On Tuesday, July 15th, we begin the “Three Weeks,” where we mourn the destruction of the first and second Temples in Jerusalem, and the subsequent exile of the Jewish People from the Land of Israel. This mourning period begins with the Fast of the 17th of Tammuz and concludes with the Fast of Tisha B’av (Ninth of Av) on July 26th. In addition to the destruction of the Temple ,in Jewish tradition this period commemorates other tragedies that befell the Jews, and is therefore considered an inauspicious time in the Jewish calendar.
However, the following questions may be asked: What purpose is there in mourning something that occurred over 3,000 years ago? Aren’t there more recent events more worthy of our attention? After all, shouldn’t we be more concerned with more current affairs, such as the state of the Middle East, or tikkun olam (social justice)?
While these may all seem like valid questions, in truth, the reason why the “Three Weeks” is stressed is due to its universal and relevant nature. According to Jewish tradition, the calamities that befell the Jews during the “Three Weeks” were because of sinat chinam, baseless hatred for one another. Thus, our Sages deemed it necessary to stress these events because at their very core lie the root of all evil – a complete and utter disregard for the sanctity of human life. Our differences have caused us to build prejudices against people or things that seem different than us. We often hate just “because.”

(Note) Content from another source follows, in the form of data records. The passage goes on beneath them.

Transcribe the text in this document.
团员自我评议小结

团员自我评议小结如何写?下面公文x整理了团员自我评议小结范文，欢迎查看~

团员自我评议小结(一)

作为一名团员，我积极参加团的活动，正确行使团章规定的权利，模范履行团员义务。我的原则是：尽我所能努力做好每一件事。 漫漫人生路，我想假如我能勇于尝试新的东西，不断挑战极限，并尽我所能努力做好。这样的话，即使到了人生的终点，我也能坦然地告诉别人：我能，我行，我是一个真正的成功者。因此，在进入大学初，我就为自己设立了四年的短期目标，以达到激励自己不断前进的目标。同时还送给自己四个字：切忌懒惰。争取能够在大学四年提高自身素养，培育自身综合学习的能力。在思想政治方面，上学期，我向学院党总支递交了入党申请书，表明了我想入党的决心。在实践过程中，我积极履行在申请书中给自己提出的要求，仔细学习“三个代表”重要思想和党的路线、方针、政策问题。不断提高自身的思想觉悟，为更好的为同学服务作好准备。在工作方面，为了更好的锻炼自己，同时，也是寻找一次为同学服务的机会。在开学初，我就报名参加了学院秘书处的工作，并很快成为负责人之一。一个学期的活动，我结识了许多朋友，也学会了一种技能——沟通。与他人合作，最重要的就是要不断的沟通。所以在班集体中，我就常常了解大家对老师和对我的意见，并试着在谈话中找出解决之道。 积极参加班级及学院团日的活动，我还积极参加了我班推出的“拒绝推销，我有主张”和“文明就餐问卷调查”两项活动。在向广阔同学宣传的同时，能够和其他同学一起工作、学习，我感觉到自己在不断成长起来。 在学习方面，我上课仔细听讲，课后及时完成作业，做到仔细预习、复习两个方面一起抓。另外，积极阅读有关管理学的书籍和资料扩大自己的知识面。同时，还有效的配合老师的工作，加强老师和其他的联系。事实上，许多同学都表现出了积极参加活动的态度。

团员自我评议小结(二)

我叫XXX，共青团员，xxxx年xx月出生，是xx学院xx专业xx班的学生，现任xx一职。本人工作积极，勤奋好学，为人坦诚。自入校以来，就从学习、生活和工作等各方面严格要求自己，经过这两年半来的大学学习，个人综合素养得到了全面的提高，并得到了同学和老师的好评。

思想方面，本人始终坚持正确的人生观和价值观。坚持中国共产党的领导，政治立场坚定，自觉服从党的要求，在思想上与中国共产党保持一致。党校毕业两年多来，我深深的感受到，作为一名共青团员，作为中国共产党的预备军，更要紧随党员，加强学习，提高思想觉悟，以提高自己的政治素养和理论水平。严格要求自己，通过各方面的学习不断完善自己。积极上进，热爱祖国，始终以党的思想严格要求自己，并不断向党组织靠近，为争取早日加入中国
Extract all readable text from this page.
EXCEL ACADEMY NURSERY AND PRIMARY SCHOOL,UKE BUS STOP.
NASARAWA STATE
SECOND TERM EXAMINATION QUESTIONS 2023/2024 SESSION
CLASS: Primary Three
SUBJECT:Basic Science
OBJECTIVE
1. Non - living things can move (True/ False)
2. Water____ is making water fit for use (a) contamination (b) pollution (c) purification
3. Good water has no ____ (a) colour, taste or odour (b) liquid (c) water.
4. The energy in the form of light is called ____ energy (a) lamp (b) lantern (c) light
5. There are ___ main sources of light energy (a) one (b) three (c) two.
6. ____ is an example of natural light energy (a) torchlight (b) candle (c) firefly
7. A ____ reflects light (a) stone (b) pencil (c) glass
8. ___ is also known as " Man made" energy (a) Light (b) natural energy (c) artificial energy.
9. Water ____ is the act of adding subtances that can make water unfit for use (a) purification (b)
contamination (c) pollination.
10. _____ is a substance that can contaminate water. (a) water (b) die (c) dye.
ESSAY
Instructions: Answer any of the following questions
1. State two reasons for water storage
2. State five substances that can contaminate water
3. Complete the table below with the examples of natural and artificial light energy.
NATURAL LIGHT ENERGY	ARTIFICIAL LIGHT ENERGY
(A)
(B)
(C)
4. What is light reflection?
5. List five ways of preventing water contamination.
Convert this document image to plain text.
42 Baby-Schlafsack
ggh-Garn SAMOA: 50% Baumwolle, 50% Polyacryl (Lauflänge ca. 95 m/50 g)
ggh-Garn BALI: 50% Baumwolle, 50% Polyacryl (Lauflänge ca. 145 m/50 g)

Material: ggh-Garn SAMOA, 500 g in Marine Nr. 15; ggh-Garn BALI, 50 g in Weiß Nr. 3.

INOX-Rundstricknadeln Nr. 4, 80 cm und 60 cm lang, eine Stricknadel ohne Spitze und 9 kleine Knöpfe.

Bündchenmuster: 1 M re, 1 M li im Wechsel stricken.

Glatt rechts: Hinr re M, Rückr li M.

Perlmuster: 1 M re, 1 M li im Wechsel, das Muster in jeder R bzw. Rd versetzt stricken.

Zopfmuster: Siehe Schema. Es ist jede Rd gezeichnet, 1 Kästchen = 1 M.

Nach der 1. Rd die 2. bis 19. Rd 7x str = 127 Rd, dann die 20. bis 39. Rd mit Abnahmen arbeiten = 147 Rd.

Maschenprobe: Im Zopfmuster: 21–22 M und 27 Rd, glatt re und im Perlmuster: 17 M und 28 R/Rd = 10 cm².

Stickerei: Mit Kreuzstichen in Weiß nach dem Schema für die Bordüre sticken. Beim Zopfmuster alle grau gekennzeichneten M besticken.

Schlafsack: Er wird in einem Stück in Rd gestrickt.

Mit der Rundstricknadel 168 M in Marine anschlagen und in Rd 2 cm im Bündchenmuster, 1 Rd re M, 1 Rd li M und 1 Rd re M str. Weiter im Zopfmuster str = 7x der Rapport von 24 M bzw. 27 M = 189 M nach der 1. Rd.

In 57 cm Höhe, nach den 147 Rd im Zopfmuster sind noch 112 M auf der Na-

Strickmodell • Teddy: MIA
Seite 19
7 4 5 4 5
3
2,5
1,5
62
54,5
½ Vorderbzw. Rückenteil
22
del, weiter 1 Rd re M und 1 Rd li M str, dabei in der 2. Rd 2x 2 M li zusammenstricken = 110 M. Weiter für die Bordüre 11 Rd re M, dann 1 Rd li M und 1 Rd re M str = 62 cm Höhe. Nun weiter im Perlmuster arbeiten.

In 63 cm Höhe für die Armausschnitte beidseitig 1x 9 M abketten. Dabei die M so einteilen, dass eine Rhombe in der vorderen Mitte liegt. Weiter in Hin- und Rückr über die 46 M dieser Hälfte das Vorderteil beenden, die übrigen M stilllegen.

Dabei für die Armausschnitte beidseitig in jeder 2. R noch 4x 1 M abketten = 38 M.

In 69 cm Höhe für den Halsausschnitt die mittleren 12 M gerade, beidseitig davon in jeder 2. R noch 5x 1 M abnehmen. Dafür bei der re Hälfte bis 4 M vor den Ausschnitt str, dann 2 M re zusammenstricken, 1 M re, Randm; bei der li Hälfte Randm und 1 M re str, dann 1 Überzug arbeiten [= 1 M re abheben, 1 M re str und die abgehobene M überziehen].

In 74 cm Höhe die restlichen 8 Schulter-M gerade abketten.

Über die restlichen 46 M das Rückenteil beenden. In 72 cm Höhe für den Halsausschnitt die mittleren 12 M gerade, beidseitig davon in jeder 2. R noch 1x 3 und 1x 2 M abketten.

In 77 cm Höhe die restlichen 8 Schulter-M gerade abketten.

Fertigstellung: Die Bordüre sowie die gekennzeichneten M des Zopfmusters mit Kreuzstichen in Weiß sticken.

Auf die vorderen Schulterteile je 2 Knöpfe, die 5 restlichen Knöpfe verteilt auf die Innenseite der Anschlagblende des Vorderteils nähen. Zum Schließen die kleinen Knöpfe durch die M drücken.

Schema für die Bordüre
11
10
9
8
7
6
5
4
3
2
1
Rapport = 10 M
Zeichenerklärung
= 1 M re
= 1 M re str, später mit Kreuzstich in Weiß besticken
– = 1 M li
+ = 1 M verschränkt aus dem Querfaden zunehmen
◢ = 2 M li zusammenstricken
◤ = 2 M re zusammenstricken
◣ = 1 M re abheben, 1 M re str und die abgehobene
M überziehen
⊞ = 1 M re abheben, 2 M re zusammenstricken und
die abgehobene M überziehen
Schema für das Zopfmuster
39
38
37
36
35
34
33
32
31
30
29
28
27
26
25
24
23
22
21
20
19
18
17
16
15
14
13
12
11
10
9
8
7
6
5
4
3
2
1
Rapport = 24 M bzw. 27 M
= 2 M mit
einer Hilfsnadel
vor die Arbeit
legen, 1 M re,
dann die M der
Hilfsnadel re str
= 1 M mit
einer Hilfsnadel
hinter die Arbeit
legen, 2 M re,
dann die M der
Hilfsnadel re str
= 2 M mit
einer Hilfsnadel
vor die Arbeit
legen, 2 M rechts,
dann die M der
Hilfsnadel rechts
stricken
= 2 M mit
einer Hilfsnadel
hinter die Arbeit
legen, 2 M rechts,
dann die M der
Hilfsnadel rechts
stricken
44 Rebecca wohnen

In order to dispel these forces of negativity, our Sages advised that we stop and reflect on moments in history where humanity has fallen into such a trap. That is why such an emphasis has been placed on Holocaust remembrance and other such genocides. In order to prevent further evils, one must get to the root of what caused those in the past to err.
These “Three Weeks” allow us the opportunity to reflect on the past, thereby strengthening the present and shaping the future of the Jewish people.